The report said the requirement that companies disclose where they source tantalum, tin, tungsten and gold seems to have led to fewer workers in the tantalum, tin and tungsten mines of Eastern Congo, and that, paradoxically, may have driven violence. GAO wrote that a 2023 academic study suggested "that the ability of armed groups to perpetrate violence may have increased because the labor market shock caused by changes taken in reaction to the act reduced miners’ options for earning income from mining and thus increased their incentive to join armed groups."
Even though the effects of U.S. and European reporting regimes on conflict minerals led to more industrialized tantalum, tin and tungsten mining -- professionally managed mines are better protected from militias or gangs -- the report said fraud continues in all efforts to cut conflict minerals out of Western supply chains.

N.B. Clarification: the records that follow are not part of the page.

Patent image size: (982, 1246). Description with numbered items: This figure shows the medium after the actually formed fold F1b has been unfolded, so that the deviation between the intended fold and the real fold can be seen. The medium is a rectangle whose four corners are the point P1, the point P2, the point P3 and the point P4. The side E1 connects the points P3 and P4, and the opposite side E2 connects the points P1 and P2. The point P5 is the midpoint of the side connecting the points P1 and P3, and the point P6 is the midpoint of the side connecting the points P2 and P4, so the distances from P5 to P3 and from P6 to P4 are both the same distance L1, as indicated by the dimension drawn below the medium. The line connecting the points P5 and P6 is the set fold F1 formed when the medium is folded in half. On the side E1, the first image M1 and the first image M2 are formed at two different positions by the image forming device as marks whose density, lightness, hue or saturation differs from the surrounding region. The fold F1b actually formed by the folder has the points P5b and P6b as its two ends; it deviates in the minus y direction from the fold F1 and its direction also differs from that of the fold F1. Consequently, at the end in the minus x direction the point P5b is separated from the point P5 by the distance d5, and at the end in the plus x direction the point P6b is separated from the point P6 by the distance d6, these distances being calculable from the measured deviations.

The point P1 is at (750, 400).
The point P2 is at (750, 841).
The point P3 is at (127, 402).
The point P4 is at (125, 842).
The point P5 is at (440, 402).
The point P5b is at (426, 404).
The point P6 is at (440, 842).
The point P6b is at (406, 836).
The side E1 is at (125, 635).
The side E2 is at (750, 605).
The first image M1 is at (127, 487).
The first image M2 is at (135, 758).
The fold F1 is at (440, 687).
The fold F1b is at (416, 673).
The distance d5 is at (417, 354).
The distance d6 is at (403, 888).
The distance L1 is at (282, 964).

"The UN Group of Experts has reported evidence of smugglers’ fraudulently using documentation issued by traceability schemes to launder illicit material into the official supply," the report said, and added that in December, that same group said due diligence in tantalum, tin and tungsten in part of North Kivu Province collapsed.
Global Witness, a nongovernmental organization, issued a report in April 2022 that said tantalum, tin and tungsten from mines occupied by armed groups were "tagged as coming from validated mines in North Kivu and South Kivu Provinces."
GAO wrote that gold is more difficult to trace because it's not mixed with rocks that can be tested to show their origin, and is generally smuggled out of the Congo before being sold to buyers outside Africa.
The report said that companies are attempting to understand their mineral supply chains, either through questionnaires sent to suppliers, coordination and documentation from smelters, or audits of smelters and refiners. When GAO analyzed the Securities and Exchange Commission disclosures under Dodd-Frank for a representative sample of 100 firms from the 1,017 companies that made such filings last year, it found 33% couldn't determine if the minerals came from the countries covered by the law; 47% said they may have bought from those countries. None certified that the minerals they purchase are conflict-free.
Generally, multinational firms don't go back to the mine to see the conditions. "Experts we interviewed explained that validating mine sites as free of conflict or of interference from armed groups is time consuming and expensive. Many mines are located in remote, potentially insecure areas, and coordinating teams to visit and inspect them is difficult, according to experts," the report said.